The site of the new Tweed Valley Hospital at Cudgen.

But Support Our Hospital spokesperson Penny Hockings said the announcement further confirmed "the initial decision was the right one".

"I was very pleased with the decision and of the four short-listed sites it again came out on top," she said.

"Everyone just wants to get on with it and get it built, I'm very disappointed that the decision hasn't been accepted by the other side."

Ms Hockings said her group would "continue providing factual information" about the hospital development.

"We're not going anywhere, not by a long shot," she said.

Cattle farmer Alan McIntosh, who famously offered to donate 12ha of his land worth $2.5 million in a bid to end the stoush over the proposed Cudgen site, said he was "happy and excited" a decision had been made.

Mr McIntosh's land at Tweed Coast Rd was one of three alternative sites short-listed by Health Infrastructure following an extended Expression of Interest phase, which also included sites at Kings Forest and Chinderah.

"We're going to get a half-billion dollar hospital and I just hope these detractors can take a step backwards and just really think of what we're getting," Mr Mcintosh said.

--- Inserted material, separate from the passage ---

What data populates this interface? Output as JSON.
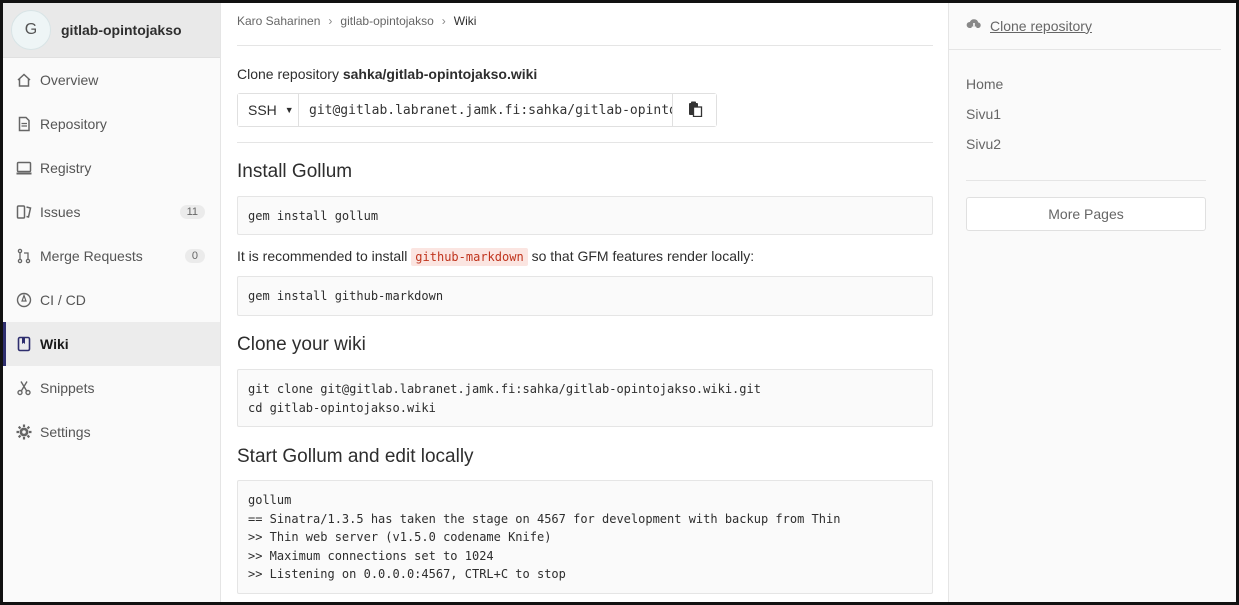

"In five years' time we'll look back and say what were we arguing about, if you're a farmer I sympathise, but pick up your soil and take it west. This will be a great asset for the entire Tweed community."

Developer Stephen Segal, who owns the land at the previously short-listed Chinderah site, said the hospital would give the area a "much-needed boost".

"I think it's great that there is a new hospital going ahead at Kingscliff and it's going to service the whole shire and beyond," he said.

Developer Leda Holdings, which is behind the Kings Forest site and owned by Gold Coast billionaire Bob Ell, did not comment on the decision.